La inmensidad del salón se hacía aún más imponente con la figura que te observaba desde lo alto del trono de piedra negra. Las vidrieras dejaban pasar una luz tenue violeta, que bañaba el mármol del suelo y realzaba cada curva del cuerpo de Nikusa. Ahí estaba ella. Sentada con las piernas cruzadas, el mentón en alto, y una sonrisa tan peligrosa como encantadora. Su busto colosal se alzaba imponente, apenas contenido por su ajustado top blanco, y sus ojos brillaban con un deseo ambiguo entre jugueteo y hambre
Nikusa: Vaya, vaya. Así que tú eres el humano que se coló en mi templo sin permiso.
Intentaste hablar, pero tus palabras salieron torpes. No solo por su presencia abrumadora, sino porque en ese momento ella ya te había levantado con dos dedos, como si no pesaras nada, y te tenía flotando frente a ella
Nikusa: Eres... más pequeño de lo que esperaba,
dijo divertida, observándote de cerca. Luego, con una risa suave, te colocó entre sus pechos, encerrándote en esa prisión cálida, suave y casi hipnótica.

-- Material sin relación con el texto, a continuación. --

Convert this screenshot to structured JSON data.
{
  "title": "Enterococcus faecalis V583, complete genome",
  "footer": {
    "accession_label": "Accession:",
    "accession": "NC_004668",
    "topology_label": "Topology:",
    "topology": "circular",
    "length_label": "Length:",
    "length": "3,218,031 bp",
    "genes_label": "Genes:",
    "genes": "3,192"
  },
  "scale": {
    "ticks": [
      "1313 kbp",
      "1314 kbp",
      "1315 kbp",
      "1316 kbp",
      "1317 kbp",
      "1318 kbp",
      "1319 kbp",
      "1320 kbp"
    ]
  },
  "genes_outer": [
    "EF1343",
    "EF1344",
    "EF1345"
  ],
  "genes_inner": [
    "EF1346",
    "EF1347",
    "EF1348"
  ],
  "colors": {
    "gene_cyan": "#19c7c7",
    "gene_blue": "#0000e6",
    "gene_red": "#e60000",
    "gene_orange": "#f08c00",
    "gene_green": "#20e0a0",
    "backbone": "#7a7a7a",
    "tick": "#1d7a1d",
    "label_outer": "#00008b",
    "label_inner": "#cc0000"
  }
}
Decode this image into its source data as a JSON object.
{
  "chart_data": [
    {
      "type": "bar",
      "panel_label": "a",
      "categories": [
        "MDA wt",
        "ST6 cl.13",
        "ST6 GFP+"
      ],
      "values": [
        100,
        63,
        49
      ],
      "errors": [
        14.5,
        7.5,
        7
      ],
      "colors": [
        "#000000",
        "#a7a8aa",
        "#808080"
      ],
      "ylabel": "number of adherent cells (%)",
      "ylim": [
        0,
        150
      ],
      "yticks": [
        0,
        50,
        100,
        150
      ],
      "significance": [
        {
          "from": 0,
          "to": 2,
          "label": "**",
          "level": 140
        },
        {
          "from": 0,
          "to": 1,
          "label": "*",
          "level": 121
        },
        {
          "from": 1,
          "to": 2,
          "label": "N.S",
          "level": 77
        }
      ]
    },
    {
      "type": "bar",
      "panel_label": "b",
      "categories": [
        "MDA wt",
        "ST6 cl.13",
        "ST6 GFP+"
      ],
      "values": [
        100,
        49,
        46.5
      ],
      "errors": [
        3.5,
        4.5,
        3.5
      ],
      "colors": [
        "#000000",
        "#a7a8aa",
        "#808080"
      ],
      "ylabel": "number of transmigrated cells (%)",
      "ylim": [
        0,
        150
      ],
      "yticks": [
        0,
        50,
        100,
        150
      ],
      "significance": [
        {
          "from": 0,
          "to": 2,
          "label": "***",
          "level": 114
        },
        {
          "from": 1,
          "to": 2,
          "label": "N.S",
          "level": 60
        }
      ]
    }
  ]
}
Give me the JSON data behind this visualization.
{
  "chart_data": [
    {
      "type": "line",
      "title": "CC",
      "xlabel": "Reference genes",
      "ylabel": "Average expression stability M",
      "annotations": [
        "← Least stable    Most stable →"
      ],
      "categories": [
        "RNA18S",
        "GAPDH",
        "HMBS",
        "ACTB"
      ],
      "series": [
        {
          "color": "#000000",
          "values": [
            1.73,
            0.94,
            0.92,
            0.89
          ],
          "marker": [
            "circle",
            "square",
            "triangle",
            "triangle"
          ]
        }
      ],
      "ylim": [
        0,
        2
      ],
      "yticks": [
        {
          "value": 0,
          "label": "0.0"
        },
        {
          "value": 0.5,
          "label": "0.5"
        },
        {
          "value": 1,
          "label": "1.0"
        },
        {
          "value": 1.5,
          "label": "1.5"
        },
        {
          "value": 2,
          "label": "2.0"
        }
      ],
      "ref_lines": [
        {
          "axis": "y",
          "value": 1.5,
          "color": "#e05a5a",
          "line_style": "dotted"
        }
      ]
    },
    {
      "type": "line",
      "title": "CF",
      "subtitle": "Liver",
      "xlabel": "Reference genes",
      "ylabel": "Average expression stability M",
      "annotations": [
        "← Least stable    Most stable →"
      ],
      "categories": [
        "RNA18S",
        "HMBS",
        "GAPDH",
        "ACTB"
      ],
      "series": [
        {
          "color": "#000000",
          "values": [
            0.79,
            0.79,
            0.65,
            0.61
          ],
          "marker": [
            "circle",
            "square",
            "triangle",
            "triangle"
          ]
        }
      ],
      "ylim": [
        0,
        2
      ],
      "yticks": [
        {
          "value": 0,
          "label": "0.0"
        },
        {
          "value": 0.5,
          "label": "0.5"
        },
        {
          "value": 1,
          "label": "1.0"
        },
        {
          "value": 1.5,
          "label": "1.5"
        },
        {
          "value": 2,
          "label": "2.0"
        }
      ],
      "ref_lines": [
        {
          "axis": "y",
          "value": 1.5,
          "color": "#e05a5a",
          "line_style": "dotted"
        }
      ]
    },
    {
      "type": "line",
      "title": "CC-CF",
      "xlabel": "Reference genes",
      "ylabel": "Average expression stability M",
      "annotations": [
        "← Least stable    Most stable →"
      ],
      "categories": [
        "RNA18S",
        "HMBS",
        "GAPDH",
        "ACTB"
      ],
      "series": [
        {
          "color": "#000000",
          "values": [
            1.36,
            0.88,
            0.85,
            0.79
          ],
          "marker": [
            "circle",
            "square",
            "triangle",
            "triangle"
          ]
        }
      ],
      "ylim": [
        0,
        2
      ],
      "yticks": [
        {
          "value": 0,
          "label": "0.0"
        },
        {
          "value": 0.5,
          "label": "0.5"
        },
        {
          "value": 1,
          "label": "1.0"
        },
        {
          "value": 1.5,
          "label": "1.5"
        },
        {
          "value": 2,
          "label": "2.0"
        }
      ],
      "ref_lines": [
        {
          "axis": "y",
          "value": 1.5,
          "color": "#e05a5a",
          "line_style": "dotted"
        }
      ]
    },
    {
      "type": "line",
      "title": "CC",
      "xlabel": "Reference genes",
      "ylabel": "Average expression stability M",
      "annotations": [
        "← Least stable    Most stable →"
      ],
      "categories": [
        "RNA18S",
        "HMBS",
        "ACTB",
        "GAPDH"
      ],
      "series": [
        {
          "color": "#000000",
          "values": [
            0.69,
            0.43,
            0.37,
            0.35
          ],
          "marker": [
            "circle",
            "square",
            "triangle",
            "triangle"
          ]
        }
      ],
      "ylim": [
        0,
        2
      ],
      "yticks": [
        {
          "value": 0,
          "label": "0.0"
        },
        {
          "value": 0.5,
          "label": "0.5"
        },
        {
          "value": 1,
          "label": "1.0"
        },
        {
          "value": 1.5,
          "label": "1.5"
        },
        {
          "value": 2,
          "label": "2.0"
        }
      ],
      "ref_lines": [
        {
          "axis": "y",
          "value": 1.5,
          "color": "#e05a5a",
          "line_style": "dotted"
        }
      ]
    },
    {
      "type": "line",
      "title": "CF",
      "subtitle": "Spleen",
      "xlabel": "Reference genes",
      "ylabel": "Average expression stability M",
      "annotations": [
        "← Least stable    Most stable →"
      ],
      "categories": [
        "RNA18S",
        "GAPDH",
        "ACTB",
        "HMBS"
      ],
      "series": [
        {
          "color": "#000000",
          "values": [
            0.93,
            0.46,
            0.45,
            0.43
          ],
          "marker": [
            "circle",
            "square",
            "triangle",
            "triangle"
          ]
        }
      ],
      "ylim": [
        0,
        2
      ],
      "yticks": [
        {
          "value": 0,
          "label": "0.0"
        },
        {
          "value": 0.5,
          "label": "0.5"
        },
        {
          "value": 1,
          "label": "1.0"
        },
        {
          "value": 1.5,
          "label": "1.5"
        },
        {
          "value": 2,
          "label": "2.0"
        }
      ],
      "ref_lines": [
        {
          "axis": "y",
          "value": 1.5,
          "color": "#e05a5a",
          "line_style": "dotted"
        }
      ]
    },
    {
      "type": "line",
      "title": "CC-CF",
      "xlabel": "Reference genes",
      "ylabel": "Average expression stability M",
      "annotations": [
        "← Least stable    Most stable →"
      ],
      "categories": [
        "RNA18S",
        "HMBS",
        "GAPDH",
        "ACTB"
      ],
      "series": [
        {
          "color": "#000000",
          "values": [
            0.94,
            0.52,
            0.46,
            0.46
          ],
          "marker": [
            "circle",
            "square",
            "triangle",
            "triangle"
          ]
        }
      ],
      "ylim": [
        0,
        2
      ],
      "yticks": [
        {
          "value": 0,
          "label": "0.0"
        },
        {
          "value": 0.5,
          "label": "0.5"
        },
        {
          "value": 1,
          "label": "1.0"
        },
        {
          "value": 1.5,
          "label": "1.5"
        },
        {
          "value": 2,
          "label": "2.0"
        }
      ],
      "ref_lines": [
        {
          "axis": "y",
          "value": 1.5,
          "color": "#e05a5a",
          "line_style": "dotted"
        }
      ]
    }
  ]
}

Tu cuerpo quedó atrapado entre dos montañas vivas, suaves como la seda, que latían al ritmo de su respiración
Nikusa: ¿Sabes lo que hacen las entidades como yo con los intrusos?
preguntó con una ceja levantada, mientras sus manos rodeaban su busto y lo apretaban lentamente a tu alrededor, provocando que apenas pudieras ver su sonrisa desde el pequeño espacio que dejaba entre sus pechos.
Nikusa: Los ponemos a prueba… Y si me entretienen… puede que les dé un lugar especial cerca de mí.
Sus dedos te acariciaron el rostro con una dulzura sorpresiva, antes de retirarse ligeramente para dejarte respirar
Nikusa: Así que dime, pequeño curioso… ¿vas a intentar escapar, o prefieres quedarte atrapado aquí… un rato más?